Among the foods that we can eat are any type of meat and fish, vegetables, skimmed yogurt, cheese of any type, eggs, vinegar, oil, and diet gelatins.
Here we must also emphasize that water consumption has to exceed two liters. Although it does not have to be solely water-based as such, since eating fruits and vegetables contributes. Regarding the quantities we consume, it is important to note that we can delight ourselves with the amount we want. As long as we can match it to the number of allowed meals. That is, we can make more meals and distribute them according to our schedules! But controlling the quantities at all times.
The second stage of this monthly diet runs from day 11 to 20; the ingredients must be exactly the same as in the first stage. However, we will have to add half a liter of skimmed milk every day. And one or two pieces of fruit, which we will choose between orange, grapefruit, apple, melon, and pineapple; we will also keep the number of vegetables.

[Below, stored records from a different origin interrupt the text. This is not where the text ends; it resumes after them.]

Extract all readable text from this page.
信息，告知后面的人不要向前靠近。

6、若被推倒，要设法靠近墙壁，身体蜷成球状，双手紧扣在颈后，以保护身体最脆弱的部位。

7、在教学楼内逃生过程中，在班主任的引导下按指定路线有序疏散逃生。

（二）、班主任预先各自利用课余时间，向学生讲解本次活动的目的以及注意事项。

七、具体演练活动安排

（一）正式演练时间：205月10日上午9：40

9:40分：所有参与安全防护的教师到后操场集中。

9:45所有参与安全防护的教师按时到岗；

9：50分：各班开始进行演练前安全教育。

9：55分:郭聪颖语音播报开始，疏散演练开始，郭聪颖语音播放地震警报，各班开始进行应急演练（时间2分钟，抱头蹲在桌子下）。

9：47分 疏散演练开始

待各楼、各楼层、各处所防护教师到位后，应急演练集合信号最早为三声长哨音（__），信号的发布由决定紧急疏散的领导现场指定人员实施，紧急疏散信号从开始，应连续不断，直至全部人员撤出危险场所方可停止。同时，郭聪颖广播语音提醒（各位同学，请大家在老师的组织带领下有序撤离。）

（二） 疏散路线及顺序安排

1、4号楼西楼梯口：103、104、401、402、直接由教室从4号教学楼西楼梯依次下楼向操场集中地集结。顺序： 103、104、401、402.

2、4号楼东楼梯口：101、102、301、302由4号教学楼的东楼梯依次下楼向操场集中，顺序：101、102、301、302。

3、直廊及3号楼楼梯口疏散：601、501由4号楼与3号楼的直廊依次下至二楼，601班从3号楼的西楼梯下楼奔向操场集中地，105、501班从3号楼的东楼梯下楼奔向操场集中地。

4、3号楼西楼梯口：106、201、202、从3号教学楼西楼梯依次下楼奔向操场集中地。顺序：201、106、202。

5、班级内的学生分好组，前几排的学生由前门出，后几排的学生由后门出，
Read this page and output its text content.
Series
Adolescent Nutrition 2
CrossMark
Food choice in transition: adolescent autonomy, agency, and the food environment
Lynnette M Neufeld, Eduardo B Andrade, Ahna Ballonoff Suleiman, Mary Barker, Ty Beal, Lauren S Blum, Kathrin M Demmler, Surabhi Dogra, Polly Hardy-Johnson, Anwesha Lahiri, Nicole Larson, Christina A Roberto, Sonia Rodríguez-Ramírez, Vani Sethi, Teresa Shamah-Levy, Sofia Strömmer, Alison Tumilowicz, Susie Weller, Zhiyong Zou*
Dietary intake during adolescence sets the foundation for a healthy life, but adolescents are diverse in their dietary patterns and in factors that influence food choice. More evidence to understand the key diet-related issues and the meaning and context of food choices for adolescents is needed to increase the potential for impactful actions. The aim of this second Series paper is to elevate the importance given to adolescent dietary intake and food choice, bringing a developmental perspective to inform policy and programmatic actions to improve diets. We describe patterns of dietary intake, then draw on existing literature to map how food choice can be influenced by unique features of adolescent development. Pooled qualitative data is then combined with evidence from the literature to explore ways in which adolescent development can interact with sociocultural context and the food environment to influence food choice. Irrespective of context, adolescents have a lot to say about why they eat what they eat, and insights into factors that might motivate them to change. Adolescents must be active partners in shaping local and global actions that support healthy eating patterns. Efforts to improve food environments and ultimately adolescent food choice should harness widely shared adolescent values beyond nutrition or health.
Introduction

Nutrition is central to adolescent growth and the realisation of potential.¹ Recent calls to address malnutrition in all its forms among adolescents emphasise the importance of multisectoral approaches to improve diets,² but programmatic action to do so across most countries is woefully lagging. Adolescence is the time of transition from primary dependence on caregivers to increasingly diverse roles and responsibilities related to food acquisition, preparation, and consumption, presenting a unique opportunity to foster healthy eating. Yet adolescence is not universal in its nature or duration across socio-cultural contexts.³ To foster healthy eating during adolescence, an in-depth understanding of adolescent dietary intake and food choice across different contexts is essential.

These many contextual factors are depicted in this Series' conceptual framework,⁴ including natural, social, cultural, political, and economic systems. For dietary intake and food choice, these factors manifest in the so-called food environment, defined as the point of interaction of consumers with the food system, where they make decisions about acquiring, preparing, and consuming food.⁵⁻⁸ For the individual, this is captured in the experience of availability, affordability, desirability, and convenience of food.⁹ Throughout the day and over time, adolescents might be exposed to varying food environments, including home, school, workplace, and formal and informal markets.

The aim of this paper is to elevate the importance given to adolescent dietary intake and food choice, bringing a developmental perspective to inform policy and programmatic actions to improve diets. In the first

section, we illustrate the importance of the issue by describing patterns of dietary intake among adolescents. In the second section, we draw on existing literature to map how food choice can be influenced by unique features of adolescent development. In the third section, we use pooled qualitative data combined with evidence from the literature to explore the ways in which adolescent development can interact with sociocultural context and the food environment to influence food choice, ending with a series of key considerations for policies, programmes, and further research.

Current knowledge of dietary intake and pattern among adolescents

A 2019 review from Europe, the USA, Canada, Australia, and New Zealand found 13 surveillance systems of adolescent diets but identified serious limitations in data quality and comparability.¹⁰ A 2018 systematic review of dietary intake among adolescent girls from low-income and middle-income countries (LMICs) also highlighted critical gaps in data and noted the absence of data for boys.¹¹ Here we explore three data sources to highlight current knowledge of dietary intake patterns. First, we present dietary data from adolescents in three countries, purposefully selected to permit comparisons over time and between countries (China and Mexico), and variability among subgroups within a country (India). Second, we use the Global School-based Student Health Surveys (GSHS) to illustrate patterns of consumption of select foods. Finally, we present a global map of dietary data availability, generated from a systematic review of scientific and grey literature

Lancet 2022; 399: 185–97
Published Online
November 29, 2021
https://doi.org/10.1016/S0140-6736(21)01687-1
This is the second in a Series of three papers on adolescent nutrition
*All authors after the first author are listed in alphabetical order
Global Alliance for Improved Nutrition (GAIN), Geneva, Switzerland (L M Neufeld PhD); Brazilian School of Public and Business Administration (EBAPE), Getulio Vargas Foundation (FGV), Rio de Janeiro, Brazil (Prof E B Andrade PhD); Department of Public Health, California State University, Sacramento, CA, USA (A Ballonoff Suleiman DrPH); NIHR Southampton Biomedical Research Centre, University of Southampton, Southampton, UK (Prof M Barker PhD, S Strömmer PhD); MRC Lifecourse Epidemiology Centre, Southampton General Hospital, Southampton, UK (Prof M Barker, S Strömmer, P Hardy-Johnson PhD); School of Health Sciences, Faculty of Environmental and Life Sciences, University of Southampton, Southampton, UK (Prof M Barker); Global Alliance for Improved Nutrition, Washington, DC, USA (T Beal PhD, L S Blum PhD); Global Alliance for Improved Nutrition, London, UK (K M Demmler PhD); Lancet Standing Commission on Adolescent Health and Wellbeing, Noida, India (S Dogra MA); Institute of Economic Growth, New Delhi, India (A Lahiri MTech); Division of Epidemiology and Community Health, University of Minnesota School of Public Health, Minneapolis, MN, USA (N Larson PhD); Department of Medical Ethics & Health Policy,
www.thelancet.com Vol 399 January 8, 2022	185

Finally, the third stage is reserved for the last ten days of the month. We warn that this part is usually the most complicated to follow. Since we will already have three weeks without carbohydrates in the body. Lack of them can take its toll on the psychological field. Therefore, we must try to be strong and settle for the small pieces that we will gradually add.
One aspect that characterizes this third stage is that on the 25th we will be free to skip the diet if we want. Since it is reserved to plan meals at our discretion. And it is not something that we have as a reward, but it actually serves to allow the reactivation of our metabolism, which will be slower as a result of the lack of carbohydrates.
In the same way, we can also add some integral noodles in those cases in which we see that following the diet is very difficult for us, although it is not recommended.
A SUITABLE EXERCISE PLAN FOR A KETOGENIC DIET
Meal plan for ketosis diet
This diet also requires following a specific exercise plan so that performance improves as the days go by. For this reason, normalizing the heart rate is important, hence the “cardio” should enter the exercise table. In fact, in the results, you will see that each day you hold out for longer and at a lower rate.
In this case, if we are starting to do cardio exercises between 10 and 15 minutes, increasing 5 minutes each week until you reach 45 to 50% of the frequency maximum heart, and then try to reach 70% of it. To achieve this we can do activities such as walking, running, cycling, swimming or training by intervals or circuits.
Likewise, this diet also contributes to increasing strength; For this reason, we recommend that in the exercise plan you include weightlifting with exercises from less to more, starting with no more than 10 seconds and increasing the series and strength as the days go by.
In short, this ketogenic diet does nothing but improve our body and gives us another vision of the world of sports without so much carbohydrate consumption. Get going and you will notice its benefits.